I am trying to train a BERT model from scratch using this blog post: https://huggingface.co/blog/how-to-train
I am trying to train my model on random walks from graph data. Essentially the nodes are the words and going from one node to the next forms the sentence. Because of this I don't want to break up any of the words (nodes) into subparts like you would for normal language because the nodes are just represented by numbers.
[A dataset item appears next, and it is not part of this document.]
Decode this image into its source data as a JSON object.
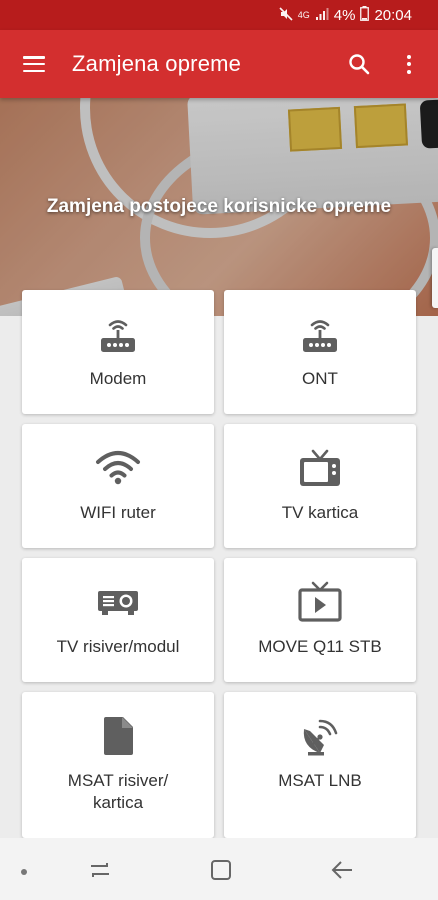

So I tried creating my own tokenizer by first creating a custom vocab.json file that lists all of the words by frequency in a dictionary and then wrote a custom tokenizer:
from transformers.tokenization_utils import PreTrainedTokenizer
class RandomWalkTokenizer(PreTrainedTokenizer):
#copied rest from BertTokenizer
def batch_encode_plus(self, text, **kwargs):
"""
text: must be a list of lines you want to encode
"""
tokenized_lines = []
for i in text:
tokenized_lines.append(self._tokenize(i))
return {'input_ids': tokenized_lines}
def _tokenize(self, text):
if type(text) == str:
tokenized_text = []
for i in text.split(' '):
tokenized_text.append(self.vocab.get(i, "[UNK]"))
return tokenized_text
Then create the dataset by:
from transformers import LineByLineTextDataset
dataset = LineByLineTextDataset(
tokenizer=tokenizer,
file_path="./walks.txt",
block_size=128,
)
With walks.txt just being lines of space separated numbers like:
10096244043 10079425660 10111609222 10111609222
2462116941 10015483987 2462116941 10012741942
The lines are much longer but follow the same pattern
Start the model with:
from transformers import RobertaConfig
config = RobertaConfig(
vocab_size=tokenizer.vocab_size,
max_position_embeddings=114,
num_attention_heads=12,
num_hidden_layers=2,
type_vocab_size=1
)
from transformers import RobertaForMaskedLM
model = RobertaForMaskedLM(config=config)
from transformers import Trainer, TrainingArguments
training_args = TrainingArguments(
output_dir="./outBert",
overwrite_output_dir=True,
num_train_epochs=1,
save_steps=10_000,
save_total_limit=2,
#per_gpu_train_batch_size=64,
)
trainer = Trainer(
model=model,
args=training_args,
train_dataset=dataset,
prediction_loss_only=True,
)
trainer.train()
But I keep getting:
ValueError: You have to specify either input_ids or inputs_embeds
I think my fundamental issue is that I'm not sure if I'm creating the tokenizer correctly and I'm not sure how I should be putting in the masks into the training dataset when it gets created. Any tips on how to create a simple tokenizer that doesn't break down any words into subpieces would be much appreciated.